Details about the alleged Big C Thailand cyberattack
With a brief introduction about the Thailand-based grocery and general merchandising retailer, the LockBit ransomware group wrote that all the available data will be published, understandably if the ransom demands were not met.
The data leak will likely be made after 07:10:14 UTC according to the LockBit threat posted on its leak site. The website post the alleged Big C Thailand cyberattack was fully functional at the time of writing.
Big C Thailand cyberattack: LockBit ransomware group and its series of attacks
LockBit ransomware group has remained among the top of all ransomware groups in terms of the number of attacks launched so far. Besides the alleged Big C Thailand cyberattack, the group has made nearly 1,716 attacks.

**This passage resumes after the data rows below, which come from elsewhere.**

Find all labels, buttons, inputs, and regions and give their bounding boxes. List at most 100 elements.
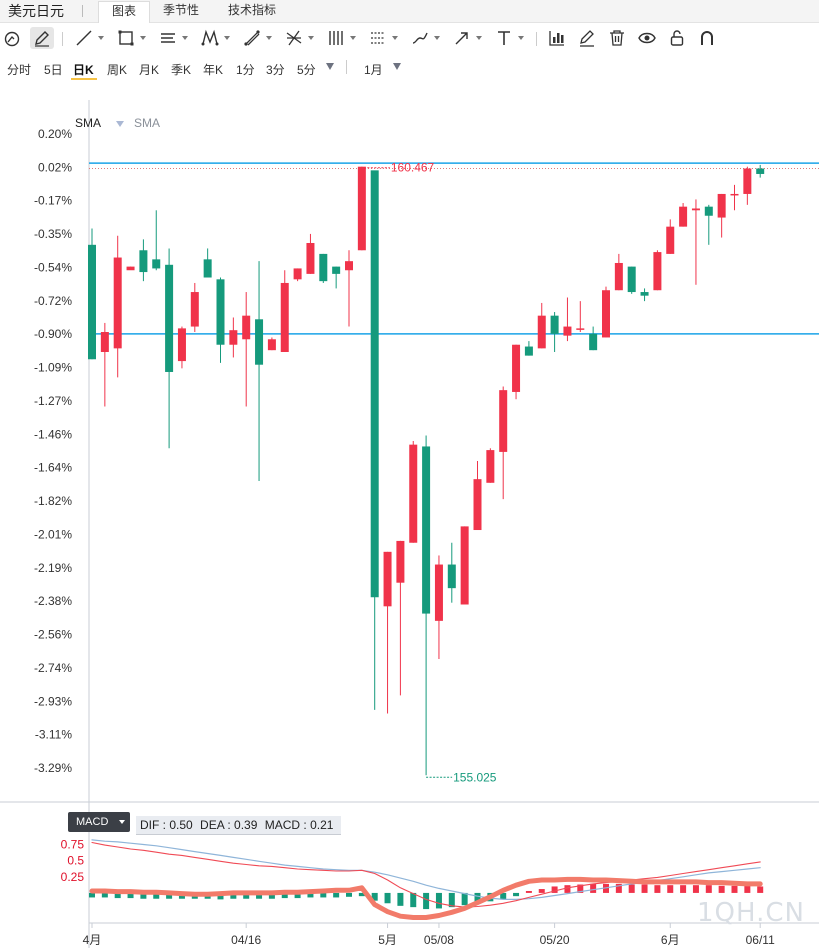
arrow-icon[interactable] [450, 27, 482, 49]
macd-tick-label: 0.5 [67, 854, 84, 868]
period-daily[interactable]: 日K [73, 63, 94, 77]
y-tick-label: -0.72% [34, 294, 72, 308]
candle-body [267, 339, 276, 351]
macd-histogram-bar [564, 885, 571, 893]
candle-body [434, 564, 443, 621]
y-tick-label: -0.35% [34, 227, 72, 241]
range-selector[interactable]: 1月 [364, 63, 383, 77]
macd-histogram-bar [333, 892, 340, 898]
period-yearly[interactable]: 年K [203, 63, 224, 77]
gann-icon[interactable] [282, 27, 314, 49]
sma-label[interactable]: SMA [75, 116, 102, 130]
macd-histogram-bar [757, 886, 764, 893]
macd-histogram-bar [268, 892, 275, 899]
trend-line-icon[interactable] [72, 27, 104, 49]
indicator-icon[interactable] [545, 27, 569, 49]
candle-body [550, 315, 559, 334]
macd-histogram-bar [474, 892, 481, 904]
macd-histogram-bar [153, 892, 160, 899]
y-tick-label: -0.17% [34, 194, 72, 208]
period-monthly[interactable]: 月K [139, 63, 160, 77]
x-tick-label: 06/11 [746, 933, 775, 947]
macd-histogram-bar [577, 884, 584, 893]
range-caret[interactable] [393, 63, 401, 70]
tab-technical-indicators[interactable]: 技术指标 [227, 3, 276, 17]
macd-macd-value: MACD : 0.21 [264, 818, 334, 832]
parallel-channel-icon[interactable] [156, 27, 188, 49]
brush-icon[interactable] [408, 27, 440, 49]
macd-histogram-bar [654, 885, 661, 893]
title-separator [82, 5, 83, 17]
y-tick-label: -2.56% [34, 628, 72, 642]
tab-chart[interactable]: 图表 [98, 1, 150, 23]
period-more-caret[interactable] [326, 63, 334, 70]
pattern-icon[interactable] [198, 27, 230, 49]
macd-histogram-bar [628, 884, 635, 893]
magnet-icon[interactable] [0, 27, 24, 49]
candle-body [537, 315, 546, 349]
pencil-icon[interactable] [30, 27, 54, 49]
instrument-title: 美元日元 [8, 3, 64, 19]
period-1min[interactable]: 1分 [236, 63, 255, 77]
macd-histogram-bar [423, 892, 430, 910]
candle-body [730, 193, 739, 196]
eye-icon[interactable] [635, 27, 659, 49]
price-range-icon[interactable] [366, 27, 398, 49]
period-5day[interactable]: 5日 [44, 63, 63, 77]
rectangle-icon[interactable] [114, 27, 146, 49]
macd-indicator-selector[interactable]: MACD [68, 812, 130, 832]
macd-histogram-bar [590, 883, 597, 893]
macd-histogram-bar [243, 892, 250, 899]
macd-histogram-bar [89, 892, 95, 898]
macd-histogram-bar [114, 892, 121, 899]
macd-histogram-bar [256, 892, 263, 899]
period-intraday[interactable]: 分时 [7, 63, 32, 77]
candle-body [589, 333, 598, 351]
period-5min[interactable]: 5分 [297, 63, 316, 77]
x-tick-label: 6月 [661, 933, 680, 947]
candle-body [691, 208, 700, 211]
candle-body [165, 264, 174, 372]
macd-histogram-bar [615, 883, 622, 893]
macd-histogram-bar [435, 892, 442, 909]
y-tick-label: -1.27% [34, 394, 72, 408]
y-tick-label: 0.20% [38, 127, 72, 141]
top-bar: 美元日元 图表 季节性 技术指标 [0, 0, 819, 23]
magnet-u-icon[interactable] [695, 27, 719, 49]
trash-icon[interactable] [605, 27, 629, 49]
edit-icon[interactable] [575, 27, 599, 49]
ruler-icon[interactable] [324, 27, 356, 49]
macd-histogram-bar [718, 885, 725, 893]
sma-secondary-label[interactable]: SMA [134, 116, 161, 130]
sma-dropdown-caret[interactable] [116, 121, 124, 127]
period-quarterly[interactable]: 季K [171, 63, 192, 77]
text-icon[interactable] [492, 27, 524, 49]
candle-body [422, 446, 431, 614]
fibonacci-icon[interactable] [240, 27, 272, 49]
toolbar-separator [536, 32, 537, 46]
lock-icon[interactable] [665, 27, 689, 49]
period-3min[interactable]: 3分 [266, 63, 285, 77]
macd-tick-label: 0.75 [61, 837, 85, 851]
tab-seasonality[interactable]: 季节性 [162, 3, 199, 17]
macd-histogram-bar [320, 892, 327, 898]
candle-body [512, 344, 521, 392]
candle-body [563, 326, 572, 336]
y-tick-label: -2.93% [34, 694, 72, 708]
macd-histogram-bar [680, 885, 687, 893]
macd-dif-value: DIF : 0.50 [140, 818, 193, 832]
macd-histogram-bar [525, 890, 532, 893]
period-weekly[interactable]: 周K [107, 63, 128, 77]
y-tick-label: -0.54% [34, 260, 72, 274]
candle-body [319, 253, 328, 282]
period-separator [346, 60, 347, 74]
toolbar-separator [62, 32, 63, 46]
candle-body [409, 444, 418, 543]
active-period-underline [71, 78, 97, 80]
y-tick-label: -2.74% [34, 661, 72, 675]
macd-histogram-bar [397, 892, 404, 906]
candle-body [704, 206, 713, 216]
candle-body [255, 319, 264, 365]
macd-histogram-bar [166, 892, 173, 899]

The LockBit 3.0 or LockBit Black demands an average ransom amount of $85,000 per target, read a HIPAA Journal report. The group functioning as a ransomware-as-a-service changed its name several times all while working on its ransomware. The group’s ransomware versions changed from LockBit 2.0 in 2021 to LockBit 3.0 in June 2022.

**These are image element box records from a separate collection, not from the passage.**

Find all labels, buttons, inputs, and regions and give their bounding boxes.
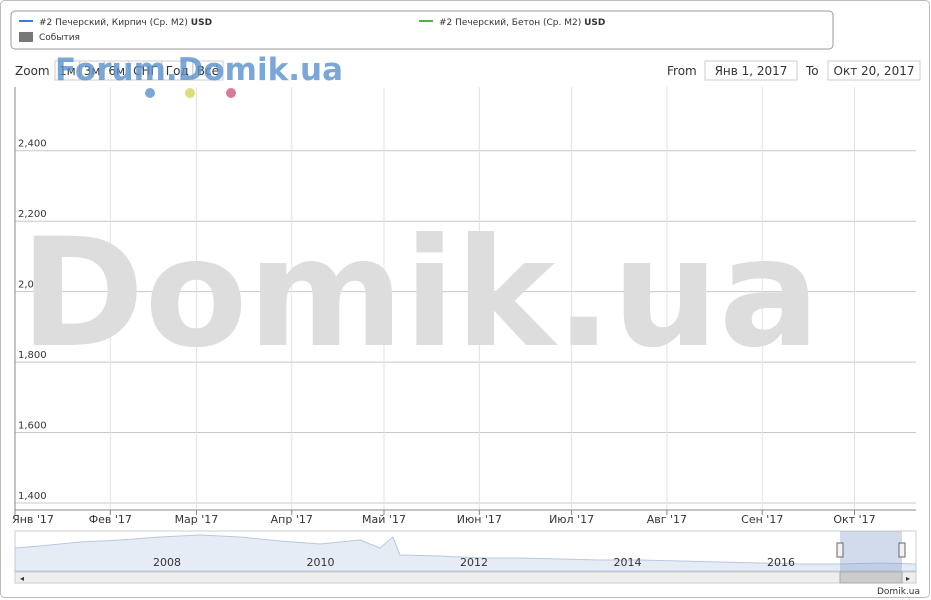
x-tick-label: Окт '17 [833,513,875,526]
legend-box [10,10,834,50]
to-value[interactable]: Окт 20, 2017 [834,64,915,78]
x-tick-label: Апр '17 [271,513,313,526]
zoom-button[interactable]: 6м [108,64,125,78]
y-tick-label: 2,000 [18,280,47,291]
scrollbar[interactable] [14,571,917,584]
x-tick-label: Май '17 [362,513,406,526]
legend-currency[interactable]: USD [191,18,212,28]
x-tick-label: Авг '17 [647,513,687,526]
x-tick-label: Июн '17 [457,513,502,526]
y-tick-label: 2,400 [18,139,47,150]
legend-currency[interactable]: USD [584,18,605,28]
navigator-selection[interactable] [840,531,902,571]
navigator-handle[interactable] [836,542,844,558]
watermark: Domik.ua [20,207,820,381]
to-label: To [805,64,819,78]
legend-item[interactable]: #2 Печерский, Кирпич (Ср. М2) USD [39,18,212,28]
zoom-button[interactable]: Год [166,64,189,78]
legend-name[interactable]: #2 Печерский, Кирпич (Ср. М2) [39,18,188,28]
legend: #2 Печерский, Кирпич (Ср. М2) USD #2 Пече… [19,18,605,28]
legend-item[interactable]: #2 Печерский, Бетон (Ср. М2) USD [439,18,605,28]
navigator-label: 2016 [767,556,795,569]
zoom-button[interactable]: 1м [59,64,76,78]
y-tick-label: 1,600 [18,421,47,432]
to-input[interactable] [827,60,921,81]
y-tick-label: 2,200 [18,209,47,220]
x-tick-label: Янв '17 [12,513,54,526]
scroll-right[interactable]: ▸ [906,574,910,583]
from-label: From [667,64,697,78]
navigator-series [14,534,917,572]
event-marker[interactable] [185,88,195,98]
x-tick-label: Июл '17 [549,513,594,526]
navigator-handle[interactable] [898,542,906,558]
from-input[interactable] [704,60,798,81]
zoom-button[interactable]: Всё [197,64,219,78]
credit[interactable]: Domik.ua [877,587,920,597]
x-tick-label: Фев '17 [89,513,132,526]
from-value[interactable]: Янв 1, 2017 [715,64,788,78]
y-tick-label: 1,800 [18,350,47,361]
scroll-left[interactable]: ◂ [20,574,24,583]
zoom-label: Zoom [15,64,50,78]
navigator-label: 2012 [460,556,488,569]
zoom-buttons: 1м 3м 6м СНГ Год Всё [54,60,224,81]
navigator-label: 2010 [307,556,335,569]
x-tick-label: Мар '17 [175,513,219,526]
zoom-button[interactable]: СНГ [133,64,158,78]
event-marker[interactable] [145,88,155,98]
y-tick-label: 1,400 [18,491,47,502]
zoom-button-box[interactable] [192,60,224,81]
zoom-button[interactable]: 3м [84,64,101,78]
events-icon[interactable] [19,32,33,42]
x-tick-label: Сен '17 [741,513,783,526]
legend-events[interactable]: События [39,33,80,43]
event-marker[interactable] [226,88,236,98]
scrollbar-thumb[interactable] [839,571,903,584]
navigator-label: 2008 [153,556,181,569]
navigator-label: 2014 [614,556,642,569]
legend-name[interactable]: #2 Печерский, Бетон (Ср. М2) [439,18,581,28]
watermark-forum: Forum.Domik.ua [55,52,343,88]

According to an Infosecurity report, the LockBit ransomware group launched nearly 44% of all ransomware attacks in 2022. Closely followed the Conti ransomware group with 23% of all ransomware attacks.
The LockBit ransomware group gains initial access to target’s system using phishing links, exploiting zero-day vulnerabilities and unpatched bugs, and buying access from brokers.
The financially motivated ransomware group was found to use several data exfiltration tools including Stealbit, rclone, and MEGA.
LockBit and Apple devices
The group’s avarice to creep into macOS devices after attacking numerous Windows and Linux devices may not go as planned, researchers argue. This is because of the security measures put in place on macOS devices.
The ‘locker_Apple_M1_64’ malware aimed to target macOS devices was detected on April 15th. Its file has an extension of .lockbit and it is a type of cryptovirus. It is designed to encrypt macOS device system files and rename them with the said extension.
It was launched on targeted systems using spam emails and infected email attachments. It was found that the locker_Apple_M1_64 was a work in progress with several loopholes which leads to its detection.
It is suspected that the malware was initially designed to target Windows however, was later modified to test on macOS instead. Researchers are suggesting that Apple developers create another layer of security besides the ones present for the sake of security in the wake of malware created to target them.